Evening Standard columnist Peter Bill wrote:
The sad fact is the agency is being priced out of an area made fashionable by Charles and Maurice Saatchi when they set up shop just above the eastern end of Oxford Street 40 years ago.
So it’s not only goodbye Pregnant Man Pub but goodbye Saatchi & Saatchi. It seems Boris Johnson didn’t stop to think before saying:
The capital’s adland, centred around Charlotte Street, has developed an international reputation for creativity and I have no doubt that its redevelopment can only be good news for both the West End and the wider London economy.
Good news for Derwent he should have said. As Peter Bill points out:
[Derwent] gets to increase the space in Charlotte Street from 200,000 square feet to 370,000 square feet. Income will more than quadruple from £4.2 million to £18 million. That will boost book value to £360 million from less than £100 million, given the new block will be worth 20 times the rent. Not bad, given building costs of £125  million.

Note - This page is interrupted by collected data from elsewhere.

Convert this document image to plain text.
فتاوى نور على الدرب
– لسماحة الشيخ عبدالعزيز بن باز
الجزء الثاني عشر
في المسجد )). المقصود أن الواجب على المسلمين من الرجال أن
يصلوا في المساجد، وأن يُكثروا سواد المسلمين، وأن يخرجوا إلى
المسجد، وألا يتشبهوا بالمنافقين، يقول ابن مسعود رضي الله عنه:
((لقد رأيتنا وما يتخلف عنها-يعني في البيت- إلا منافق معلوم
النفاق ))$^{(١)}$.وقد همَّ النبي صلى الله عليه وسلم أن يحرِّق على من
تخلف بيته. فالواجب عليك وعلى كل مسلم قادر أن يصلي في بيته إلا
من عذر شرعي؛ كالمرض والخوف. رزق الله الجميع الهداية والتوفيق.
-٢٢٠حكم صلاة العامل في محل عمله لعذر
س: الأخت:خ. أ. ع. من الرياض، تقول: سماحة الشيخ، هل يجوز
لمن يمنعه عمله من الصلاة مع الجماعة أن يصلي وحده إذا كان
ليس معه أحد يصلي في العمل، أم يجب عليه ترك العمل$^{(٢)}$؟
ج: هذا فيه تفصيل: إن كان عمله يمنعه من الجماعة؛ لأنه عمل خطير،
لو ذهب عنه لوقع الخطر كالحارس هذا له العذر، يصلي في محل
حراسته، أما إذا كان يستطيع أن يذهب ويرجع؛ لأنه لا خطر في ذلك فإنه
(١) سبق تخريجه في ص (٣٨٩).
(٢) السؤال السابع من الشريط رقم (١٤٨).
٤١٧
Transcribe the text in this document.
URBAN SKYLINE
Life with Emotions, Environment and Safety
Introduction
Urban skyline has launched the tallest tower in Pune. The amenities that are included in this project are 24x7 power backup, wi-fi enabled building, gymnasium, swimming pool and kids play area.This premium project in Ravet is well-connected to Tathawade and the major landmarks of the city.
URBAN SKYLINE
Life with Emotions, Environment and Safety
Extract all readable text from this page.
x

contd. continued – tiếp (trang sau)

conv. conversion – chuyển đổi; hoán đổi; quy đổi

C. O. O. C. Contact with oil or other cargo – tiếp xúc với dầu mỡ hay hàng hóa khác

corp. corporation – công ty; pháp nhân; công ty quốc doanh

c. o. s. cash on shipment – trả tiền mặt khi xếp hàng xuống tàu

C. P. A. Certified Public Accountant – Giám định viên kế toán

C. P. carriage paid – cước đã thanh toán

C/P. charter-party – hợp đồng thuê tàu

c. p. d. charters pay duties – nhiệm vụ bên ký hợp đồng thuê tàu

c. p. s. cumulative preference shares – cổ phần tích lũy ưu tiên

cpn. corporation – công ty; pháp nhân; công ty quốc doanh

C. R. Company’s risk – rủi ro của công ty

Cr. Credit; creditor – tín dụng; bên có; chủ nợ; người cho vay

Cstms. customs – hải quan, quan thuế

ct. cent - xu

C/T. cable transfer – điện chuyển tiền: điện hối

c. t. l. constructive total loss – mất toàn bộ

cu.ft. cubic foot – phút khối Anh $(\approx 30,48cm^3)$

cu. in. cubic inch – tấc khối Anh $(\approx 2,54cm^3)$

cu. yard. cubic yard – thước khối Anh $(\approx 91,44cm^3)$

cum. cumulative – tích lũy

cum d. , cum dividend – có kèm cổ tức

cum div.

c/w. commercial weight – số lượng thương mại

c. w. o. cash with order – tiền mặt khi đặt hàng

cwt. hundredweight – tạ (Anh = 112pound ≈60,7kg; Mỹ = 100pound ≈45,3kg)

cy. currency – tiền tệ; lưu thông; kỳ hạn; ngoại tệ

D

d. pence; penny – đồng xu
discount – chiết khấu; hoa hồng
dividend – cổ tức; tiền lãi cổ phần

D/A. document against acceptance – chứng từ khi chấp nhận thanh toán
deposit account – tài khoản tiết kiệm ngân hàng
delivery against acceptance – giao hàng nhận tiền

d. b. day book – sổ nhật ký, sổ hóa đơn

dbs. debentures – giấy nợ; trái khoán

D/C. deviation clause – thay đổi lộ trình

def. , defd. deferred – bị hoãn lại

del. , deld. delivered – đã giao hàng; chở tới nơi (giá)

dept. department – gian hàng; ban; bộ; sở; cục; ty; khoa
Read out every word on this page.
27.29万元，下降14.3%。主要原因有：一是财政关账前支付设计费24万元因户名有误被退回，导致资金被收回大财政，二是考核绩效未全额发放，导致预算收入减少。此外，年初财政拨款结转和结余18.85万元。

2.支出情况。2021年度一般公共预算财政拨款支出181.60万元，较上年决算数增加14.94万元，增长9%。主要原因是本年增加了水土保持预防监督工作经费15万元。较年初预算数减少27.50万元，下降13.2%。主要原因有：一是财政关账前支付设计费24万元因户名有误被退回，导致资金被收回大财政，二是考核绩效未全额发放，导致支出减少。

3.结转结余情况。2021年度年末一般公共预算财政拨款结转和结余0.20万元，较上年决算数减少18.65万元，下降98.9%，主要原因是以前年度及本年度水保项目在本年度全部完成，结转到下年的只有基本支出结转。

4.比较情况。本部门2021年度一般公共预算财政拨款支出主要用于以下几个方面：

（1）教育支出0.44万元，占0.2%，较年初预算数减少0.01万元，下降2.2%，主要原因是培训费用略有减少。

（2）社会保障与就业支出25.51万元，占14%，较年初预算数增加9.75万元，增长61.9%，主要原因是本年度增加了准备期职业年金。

Saatchi & Saatchi have been in Fitzrovia for so long that they are very much part of the scenery. The workers there have contributed to the local economy of shops, cafes, restaurants and pubs. Their office block — a combination of Victorian, 1930s and later architecture — may not be the prettiest pile around but they’ve been good neighbours in Fitzrovia.
Derwent London on the other hand haven’t been here very long and are already shaping up to be the neighbours from Hell. Now Boris Johnson has sent out a signal that this sort of behaviour is acceptable. In his lust for Crossrail cash, the bigger the development, the bigger the contribution to its £18bn construction costs.
Open space and affordable housing will all be pushed aside. And so too will be much of Fitzrovia’s creative industry.